The Trump administration’s decision this week to exclude news outlets that they deem “fake news” is a disturbing sign of the times. For this reason and others, many are calling this the post truth/alt facts era. Dissent from political narratives, on both the left and the right, results in being personally excluded and/or attacked. Trump and the right by no means have a monopoly on narrow thinking and intolerance for opposing viewpoints.
Conservative speakers like Ann Coulter, Ben Shapiro, Dennis Prager, Milo Yiannopoulos, among many others, have been banned or blocked from speaking engagements on college campuses, often by violent student protests. Milo Yiannopoulos, was banned from Twitter last year. Dennis Prager’s pro-Israel video was banned by YouTube two months ago. A recent Pew Research study reveals 40% of millennials are ok with limiting free speech that is deemed offensive to minorities. The list could go on.
It seems that the left and right have at least one thing in common, both are deeply concerned about fake news/alt facts and are willing to do almost anything to eliminate it and its sources. And yet, fake news and media bias are not a new phenomenon. While it has most assuredly gotten worse since the dawn of the internet, social media, and 24/7 cable news cycle; we’ve only begun to acknowledge it today because there are so many competing voices to be heard. An event happens and one outlet’s take on it can quickly be compared to many others. Thus, revealing the spin and bias of one or many sources. And while this is a vexing problem, it also provides fascinating insight into the human condition and how susceptible we are to what’s causing it – tribalism.
As somebody who grew up with a strong tribal identity and for that matter, immersed in an ideological system constructed almost entirely out of fake news and lies (Christian fundamentalism), I can say with confidence that what’s happening politically today is nothing short of a religious holy war.
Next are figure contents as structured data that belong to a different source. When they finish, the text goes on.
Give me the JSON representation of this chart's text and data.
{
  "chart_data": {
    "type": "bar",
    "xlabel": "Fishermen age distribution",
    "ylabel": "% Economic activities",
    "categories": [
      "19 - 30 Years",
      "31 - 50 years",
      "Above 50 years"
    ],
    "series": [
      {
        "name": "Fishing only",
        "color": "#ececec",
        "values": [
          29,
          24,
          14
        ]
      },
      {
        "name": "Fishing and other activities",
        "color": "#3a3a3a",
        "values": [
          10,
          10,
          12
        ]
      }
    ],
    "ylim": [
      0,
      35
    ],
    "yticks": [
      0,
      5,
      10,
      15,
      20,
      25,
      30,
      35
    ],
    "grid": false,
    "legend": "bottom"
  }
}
Politics is the new religion and defying your tribe’s beliefs is unacceptable. To do so is to be branded “one of them,” and have whatever you say labeled as fake news. One of the results of this is the end of critical thinking and progress.
Sam Harris (neuroscientist, avowed atheist, and definitely not political conservative) recently said, “I’m not the first person to notice that it’s pretty strange that knowing a person’s position on any one of these issues [guns, immigration, abortion, climate change] generally allows you to predict his position on the others. This shouldn’t happen. Some of these issues are totally unrelated. Why should a person’s position on guns be predicative of his views on climate change, or immigration, or abortion? And yet it almost certainly is in our society. That’s a sign that people are joining tribes and movements. It’s not a sign of clear thinking.”
The only way I got out of the oppressive ideology I grew up in was through hearing opposing views and critical thinking. But let’s be clear, it’s really hard and scary to question your closest held beliefs and convictions, be they theological or political. It’s difficult and scary not just because you’re giving up what has provided you with certainty, security, and identity; but it’s hard because you’re probably losing your community too. About thirteen years ago I purchased Richard Dawkins book, “The Blind Watchmaker: Why the Evidence of Evolution Reveals a Universe without Design.” I was working for a church in Nashville at the time and was caught with it at my desk by my pastor/boss. He picked it up, looked at me with consternation and asked, “Why are you reading this?” I said something like, “Cause I want to know how the other side thinks.” My answer seemed to satisfy him but I could tell he was still concerned…and rightfully so. This was fake news to him and my interest in it, even if it was to somehow support “our side,” was seen as dangerous and suspect.
I see a similar kind of rigid intolerance unfolding on social media. While Facebook has both positive and negative effects, I’m becoming increasingly convinced that the negatives may outweigh the positives. Social media may be the greatest cause of the balkanization we’re seeing in our society. Early on, the expectation was that social media would cause people to carefully analyze different ideas, hold nuanced views, and becoming free thinkers. This has not been the case. Rather, by and large, the opposite has occurred. Social media has enhanced identity politics, tribalism, and groupthink. There are many fascinating psychological reasons for this, many of which can be found in fundamentalist religious communities too. The solution in either case is to resist the urge to give into tribalism and groupthink. And yet this is always a risk when we are part of a movement or tribe because we’re human and groupthink and tribalism are survival techniques we learned probably 200,000 years ago on the African savannah.
Our identity with a particular movement or community is *always* a threat to critical thinking. Maybe read that last sentence again so it sinks in. This doesn’t mean that we shouldn’t identify with political or religious communities (good luck not doing it), but it does mean that we should always be skeptical of them, especially if we feel like dissenting or questioning will be met with anger or disappointment. This is always a huge red flag. So, while Trump’s war against CNN and other “fake news” outlets is outrageous, and he may be the worst offender, he’s not the only one engaging in this religious holy war. We all need to take a step back and ask ourselves if we’re behaving in similar fashions.